GAME PLAN: It’s pretty simple from a concept standpoint, but might be impossible from a reality standpoint. To beat the Seahawks in Seattle - where Russell Wilson is 12-0 in his career - the Vikings need huge days from Adrian Peterson and their suspect run defense. And even then, well, good luck upsetting the Seahawks at CenturyLink Stadium, which boasts the NFC’s second-best winning percentage (63-29, .685) behind only Lambeau Field (65-28, .699) since 2002. A year ago, Peterson ran for 182 yards and two touchdowns on 17 carries (10.7) and the Vikings still lost at Seattle by 10 points (30-20). Yes, Christian Ponder played much better in a win over Washington last Thursday. But that was at home and against a much weaker defense than he’ll face at Seattle. Ponder also is coming back from a dislocated left shoulder and, well, has never proven consistency in his career. So the Vikings need to control the clock with Peterson and stuff Marshawn Lynch to create favorable third-down situations. Otherwise, the score will get out of hand because Wilson will shred the Vikings pass defense if given favorable third-down situations.

MATCHUPS TO WATCH: Vikings MLB Erin Henderson vs. Seahawks RB Marshawn Lynch — Much like stopping Adrian Peterson, it will take 11 defenders to corral “Beast Mode” when he gets rolling downhill and side to side. Since Week 9 of the 2011 season, only Lynch has more yards rushing among NFL players than Peterson. The Vikings credit Henderson with team highs in solo tackles (80) and total tackles (120). But they’re also more than likely going to be in the market for a new man in the middle next year. Henderson doesn’t establish a tone or a force inside against the run. This is his first year playing in the middle in the base defense. He’s also prone to making mistakes in deep-middle responsibilities when the Vikings play Cover 2 in the nickel. Seattle, meanwhile, ranks No. 2 in rushing (153.4) while Lynch has 871 yards, a 4.6 average and seven TDs. If Lynch gets going, the Vikings will have absolutely no chance of breaking quarterback Russell Wilson’s rhythm, which has been outstanding since he entered the NFL a year ago.
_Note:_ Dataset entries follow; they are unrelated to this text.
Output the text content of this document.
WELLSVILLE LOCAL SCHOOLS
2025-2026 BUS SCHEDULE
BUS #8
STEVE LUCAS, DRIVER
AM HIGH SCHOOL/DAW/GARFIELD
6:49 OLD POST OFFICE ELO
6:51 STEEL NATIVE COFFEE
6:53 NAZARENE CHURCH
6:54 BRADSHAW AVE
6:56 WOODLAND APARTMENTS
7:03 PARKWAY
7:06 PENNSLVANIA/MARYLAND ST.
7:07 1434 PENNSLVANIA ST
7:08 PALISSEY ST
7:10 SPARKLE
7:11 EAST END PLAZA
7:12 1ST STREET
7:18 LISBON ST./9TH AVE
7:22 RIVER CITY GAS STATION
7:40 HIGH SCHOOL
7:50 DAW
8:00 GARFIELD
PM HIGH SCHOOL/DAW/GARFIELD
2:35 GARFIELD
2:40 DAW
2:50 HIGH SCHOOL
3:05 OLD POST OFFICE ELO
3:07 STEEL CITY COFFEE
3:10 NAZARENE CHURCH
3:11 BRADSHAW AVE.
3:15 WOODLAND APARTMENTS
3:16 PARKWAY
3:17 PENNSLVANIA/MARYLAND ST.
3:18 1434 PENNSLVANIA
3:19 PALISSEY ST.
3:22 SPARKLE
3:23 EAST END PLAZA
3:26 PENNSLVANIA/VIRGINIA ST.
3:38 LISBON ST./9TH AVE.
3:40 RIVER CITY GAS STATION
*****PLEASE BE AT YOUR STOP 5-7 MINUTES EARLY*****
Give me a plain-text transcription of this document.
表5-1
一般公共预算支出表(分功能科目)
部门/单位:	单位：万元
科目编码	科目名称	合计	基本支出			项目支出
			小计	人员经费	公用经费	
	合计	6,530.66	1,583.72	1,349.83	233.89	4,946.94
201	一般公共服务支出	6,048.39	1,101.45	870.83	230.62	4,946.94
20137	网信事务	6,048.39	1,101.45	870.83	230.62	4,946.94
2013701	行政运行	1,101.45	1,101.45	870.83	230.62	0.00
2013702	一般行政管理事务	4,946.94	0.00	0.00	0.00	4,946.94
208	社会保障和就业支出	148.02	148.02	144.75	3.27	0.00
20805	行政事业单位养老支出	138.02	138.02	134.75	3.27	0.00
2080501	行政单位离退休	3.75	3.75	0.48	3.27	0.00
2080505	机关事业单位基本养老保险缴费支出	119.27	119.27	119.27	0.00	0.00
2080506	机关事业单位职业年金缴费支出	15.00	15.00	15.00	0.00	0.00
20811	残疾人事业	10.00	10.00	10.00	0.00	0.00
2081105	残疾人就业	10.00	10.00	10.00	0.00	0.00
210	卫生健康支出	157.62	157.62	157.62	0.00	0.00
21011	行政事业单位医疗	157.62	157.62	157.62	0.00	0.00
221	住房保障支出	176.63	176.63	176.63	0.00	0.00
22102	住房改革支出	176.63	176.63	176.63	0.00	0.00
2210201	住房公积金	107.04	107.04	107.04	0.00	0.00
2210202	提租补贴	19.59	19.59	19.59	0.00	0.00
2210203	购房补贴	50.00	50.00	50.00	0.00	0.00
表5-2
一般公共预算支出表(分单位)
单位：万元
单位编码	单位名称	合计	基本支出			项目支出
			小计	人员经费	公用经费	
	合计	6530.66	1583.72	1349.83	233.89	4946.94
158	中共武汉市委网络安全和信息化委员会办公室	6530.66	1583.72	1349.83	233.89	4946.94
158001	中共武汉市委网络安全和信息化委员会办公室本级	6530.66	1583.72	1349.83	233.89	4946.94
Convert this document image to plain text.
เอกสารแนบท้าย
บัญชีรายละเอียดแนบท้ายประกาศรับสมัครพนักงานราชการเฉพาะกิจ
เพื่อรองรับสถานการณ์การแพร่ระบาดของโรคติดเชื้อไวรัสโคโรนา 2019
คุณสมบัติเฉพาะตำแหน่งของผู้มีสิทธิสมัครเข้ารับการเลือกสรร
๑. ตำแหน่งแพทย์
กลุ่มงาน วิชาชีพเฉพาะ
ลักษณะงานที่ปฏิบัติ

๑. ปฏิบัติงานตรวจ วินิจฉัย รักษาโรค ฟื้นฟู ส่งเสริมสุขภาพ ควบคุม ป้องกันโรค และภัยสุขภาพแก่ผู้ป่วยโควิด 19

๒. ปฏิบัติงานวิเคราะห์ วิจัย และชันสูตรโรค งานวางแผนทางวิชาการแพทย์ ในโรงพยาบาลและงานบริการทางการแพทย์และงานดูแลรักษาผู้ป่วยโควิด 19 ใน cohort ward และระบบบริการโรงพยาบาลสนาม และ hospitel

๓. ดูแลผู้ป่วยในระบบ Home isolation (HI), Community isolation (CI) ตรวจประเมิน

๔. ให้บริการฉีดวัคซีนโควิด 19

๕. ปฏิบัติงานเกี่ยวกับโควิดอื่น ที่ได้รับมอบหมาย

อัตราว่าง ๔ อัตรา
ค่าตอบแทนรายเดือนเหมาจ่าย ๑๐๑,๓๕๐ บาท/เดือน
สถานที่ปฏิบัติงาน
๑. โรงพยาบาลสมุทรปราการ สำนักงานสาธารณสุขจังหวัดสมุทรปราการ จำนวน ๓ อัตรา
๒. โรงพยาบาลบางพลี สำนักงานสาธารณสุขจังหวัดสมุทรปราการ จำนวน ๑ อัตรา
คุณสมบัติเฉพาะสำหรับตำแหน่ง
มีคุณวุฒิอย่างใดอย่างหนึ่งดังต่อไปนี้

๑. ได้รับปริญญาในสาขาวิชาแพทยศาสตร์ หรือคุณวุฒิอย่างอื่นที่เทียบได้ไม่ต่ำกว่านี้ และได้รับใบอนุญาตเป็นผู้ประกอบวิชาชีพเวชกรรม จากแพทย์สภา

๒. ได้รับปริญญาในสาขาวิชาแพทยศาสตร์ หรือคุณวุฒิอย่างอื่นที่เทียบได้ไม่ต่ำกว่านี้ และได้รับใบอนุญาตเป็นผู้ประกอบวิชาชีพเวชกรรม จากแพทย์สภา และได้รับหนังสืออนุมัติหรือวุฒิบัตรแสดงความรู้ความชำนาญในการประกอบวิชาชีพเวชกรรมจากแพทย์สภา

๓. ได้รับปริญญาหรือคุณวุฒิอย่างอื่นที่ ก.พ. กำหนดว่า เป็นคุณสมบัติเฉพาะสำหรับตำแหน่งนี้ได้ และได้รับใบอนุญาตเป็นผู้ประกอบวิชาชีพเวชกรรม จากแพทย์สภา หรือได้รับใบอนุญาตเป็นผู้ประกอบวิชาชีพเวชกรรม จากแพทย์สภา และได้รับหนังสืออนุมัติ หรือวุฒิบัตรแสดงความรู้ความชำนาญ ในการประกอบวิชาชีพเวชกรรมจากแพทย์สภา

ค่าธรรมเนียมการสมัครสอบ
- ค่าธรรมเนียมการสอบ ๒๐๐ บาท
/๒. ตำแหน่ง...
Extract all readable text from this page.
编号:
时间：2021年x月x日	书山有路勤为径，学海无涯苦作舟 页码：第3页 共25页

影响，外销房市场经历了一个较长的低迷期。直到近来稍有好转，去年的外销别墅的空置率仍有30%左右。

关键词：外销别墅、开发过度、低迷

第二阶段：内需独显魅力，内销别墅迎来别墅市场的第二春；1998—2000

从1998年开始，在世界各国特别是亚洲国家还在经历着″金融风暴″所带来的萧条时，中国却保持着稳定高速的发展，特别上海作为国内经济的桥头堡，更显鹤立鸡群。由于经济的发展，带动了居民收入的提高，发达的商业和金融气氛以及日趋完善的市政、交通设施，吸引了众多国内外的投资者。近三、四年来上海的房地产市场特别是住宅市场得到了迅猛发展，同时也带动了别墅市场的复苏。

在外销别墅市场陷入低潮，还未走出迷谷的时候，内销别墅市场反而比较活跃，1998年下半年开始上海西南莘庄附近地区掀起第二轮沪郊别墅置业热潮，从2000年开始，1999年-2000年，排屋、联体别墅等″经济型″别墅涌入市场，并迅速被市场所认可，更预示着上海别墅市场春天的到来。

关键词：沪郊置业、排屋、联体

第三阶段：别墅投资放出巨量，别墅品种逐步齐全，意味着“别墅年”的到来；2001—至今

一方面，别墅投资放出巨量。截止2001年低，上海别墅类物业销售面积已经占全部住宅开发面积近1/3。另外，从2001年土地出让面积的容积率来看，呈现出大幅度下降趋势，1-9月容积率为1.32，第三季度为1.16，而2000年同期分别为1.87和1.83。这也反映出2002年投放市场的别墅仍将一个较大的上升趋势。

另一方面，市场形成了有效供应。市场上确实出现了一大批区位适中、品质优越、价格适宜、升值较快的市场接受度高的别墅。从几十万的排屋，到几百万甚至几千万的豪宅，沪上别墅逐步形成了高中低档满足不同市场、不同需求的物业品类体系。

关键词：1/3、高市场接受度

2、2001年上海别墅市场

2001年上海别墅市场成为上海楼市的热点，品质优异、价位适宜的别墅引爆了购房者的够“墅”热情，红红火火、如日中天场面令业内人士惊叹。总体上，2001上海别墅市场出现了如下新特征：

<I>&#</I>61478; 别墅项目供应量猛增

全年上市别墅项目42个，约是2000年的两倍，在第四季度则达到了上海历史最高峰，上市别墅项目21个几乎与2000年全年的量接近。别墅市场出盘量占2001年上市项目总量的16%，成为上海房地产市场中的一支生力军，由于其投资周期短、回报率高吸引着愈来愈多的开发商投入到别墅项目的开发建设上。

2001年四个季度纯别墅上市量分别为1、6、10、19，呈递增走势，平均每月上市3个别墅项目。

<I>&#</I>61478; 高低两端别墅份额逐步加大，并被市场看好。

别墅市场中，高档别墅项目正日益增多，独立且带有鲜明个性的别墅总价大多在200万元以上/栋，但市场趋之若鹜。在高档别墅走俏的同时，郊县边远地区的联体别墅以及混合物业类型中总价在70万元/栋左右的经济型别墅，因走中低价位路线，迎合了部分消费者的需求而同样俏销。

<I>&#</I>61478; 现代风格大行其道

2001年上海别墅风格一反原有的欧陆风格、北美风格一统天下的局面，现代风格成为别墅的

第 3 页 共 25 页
n Vikings CB Josh Robinson vs. Seahawks WR Percy Harvin — Robinson, who has struggled tremendously in his first year of trying to replace Antoine Winfield, could get his toughest test of the season when he moves into the slot to cover Harvin in the nickel defense. The assumption is Harvin will make his Seahawks debut against his former team. He hasn’t played since Week 9 at Seattle a year ago. An ankle injury wiped out what was going to be his best season. Then, after forcing his way out of Minnesota because of contractual reasons and personality conflicts, he missed Seattle’s first 10 games this season. In the last 17 games, his teams are 14-3 without him (Vikings 5-2 last year, Seattle 9-1 this year), but Harvin will bring a burst of electricity, versatility and fresh legs to an already diverse offense. He and Winfield used to have great battles in training camp. Winfield taught Harvin a lot about playing in the slot. Unfortunately for the Vikings, Robinson, a second-year player who was selected in the third round a year ago, remains a greenhorn inside. His hands will be more than full trying to contain the quick, powerful and shifty Harvin.